At this year’s Aero Friedrichshafen, Modern Wings showed off their Swan Ultralight, a nicely packaged machine that can fly on either fossil fuels or electricity. Of course, we’ll feature the electric version here.
The Swan E115-22 is an electrically-powered airplane of 115 kilograms (253 pounds) empty weight powered by a 22-horsepower motor. That empty weight puts it solidly into U. S. FAR Part 103 territory and SSDR (single-seat deregulated) requirements in Great Britain, and a 120 kilogram (264 pound) version complies with Regulation 120 in Germany. Maximum takeoff weight is 300 kilograms (660 pounds), heavier than the 524 pounds Part 103 allows, and possible legal depending on how local FAA inspectors view batteries as part of empty or total weight.
Designers chose a high-wing, tractor-propeller configuration to help keep newcomers out of trouble, and crafted a nicely streamlined pod and boom with neatly faired landing gear. This helps enclose the pilot, “…For smooth, pleasant flights without a heavy and expensive helmet and eases flights in low temperature weather conditions with no need of a sophisticated costume.” Pilots sit on the center of gravity, allowing for a variety of sizes and shapes, with no adjustments required other than to seatbelt and shoulder harness to go aviating. The airplane can accommodate those up to two meters (six feet, six inches) tall. Cockpit comfort is given a high priority, with cooling ventilation for warm days and an optional heater available for cooler climes. The video shows the Swan at the 2015 Aero, but disappointingly shows only the gasoline-fueled version. Curiously, coverage of the Swan starts at 50 seconds.
Swan can manage four positive G’s and two negative, its lightweight carbon and aramid fibers and high-strength aluminum carefully chosen for each segment of the structure.

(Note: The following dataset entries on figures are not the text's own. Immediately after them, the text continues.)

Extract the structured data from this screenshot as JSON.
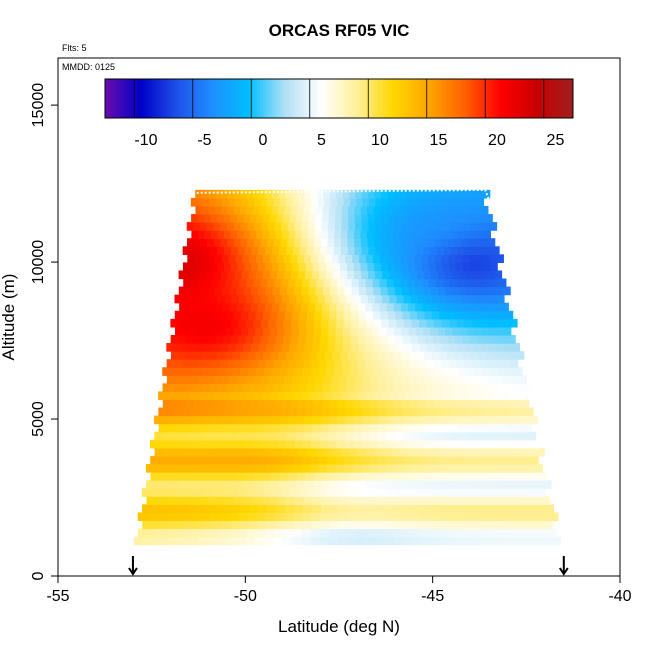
{
  "page": {
    "flights_note": "Flts: 5",
    "date_note": "MMDD: 0125"
  },
  "chart_data": {
    "type": "heatmap",
    "title": "ORCAS RF05 VIC",
    "xlabel": "Latitude (deg N)",
    "ylabel": "Altitude (m)",
    "xlim": [
      -55,
      -40
    ],
    "ylim": [
      0,
      16500
    ],
    "x_ticks": [
      -55,
      -50,
      -45,
      -40
    ],
    "y_ticks": [
      0,
      5000,
      10000,
      15000
    ],
    "colorbar": {
      "range": [
        -13.5,
        26.5
      ],
      "ticks": [
        -10,
        -5,
        0,
        5,
        10,
        15,
        20,
        25
      ],
      "colors": [
        "#6a0dad",
        "#0000c8",
        "#1e50e8",
        "#1e90ff",
        "#00bfff",
        "#b0e0f5",
        "#ffffff",
        "#fff09a",
        "#ffd700",
        "#ffa500",
        "#ff6000",
        "#ff0000",
        "#c80000",
        "#a02020"
      ]
    },
    "field": {
      "lat_range": [
        -53.0,
        -41.5
      ],
      "alt_top": 12300,
      "alt_bottom": 1000,
      "description_values": [
        {
          "alt": 10000,
          "lat": -52,
          "value": 24
        },
        {
          "alt": 8000,
          "lat": -51,
          "value": 22
        },
        {
          "alt": 10000,
          "lat": -44,
          "value": -10
        },
        {
          "alt": 11000,
          "lat": -45,
          "value": -4
        },
        {
          "alt": 4000,
          "lat": -50,
          "value": 12
        },
        {
          "alt": 4000,
          "lat": -44,
          "value": 6
        },
        {
          "alt": 1500,
          "lat": -47,
          "value": 5
        }
      ]
    },
    "markers": [
      {
        "lat": -53.0,
        "label": "arrow"
      },
      {
        "lat": -41.5,
        "label": "arrow"
      }
    ],
    "grid": false
  }
}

Flaperons are 25-percent of the wing chord and cover much of the trailing edge. They move up a negative five degrees, enabling a cruise speed well above Part 103 maximums, but well within European limits. Downward travel of 30 degrees slows landing speeds to well within Part 103 parameters.
Power on the model displayed at Aero is an Eck/Geiger 16-kilowatt (22 horsepower) single-rotor unit which has a controller and battery packs well suited to the ultralight market.

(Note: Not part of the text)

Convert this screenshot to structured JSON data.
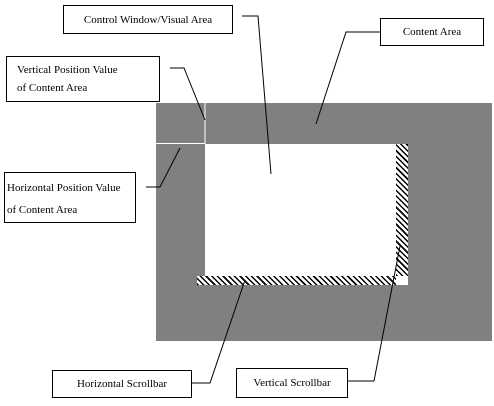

When more such airplanes become available at prices more in line with people’s budgets for recreational flying (much like Chip Erwin’s Personal Sport Aircraft), we will see greater sales, especially if regulatory constraints are reasonable. A craft such as the Swan would be an attractive vehicle for weekend adventurers, and group ownership might expand such opportunities to the larger community.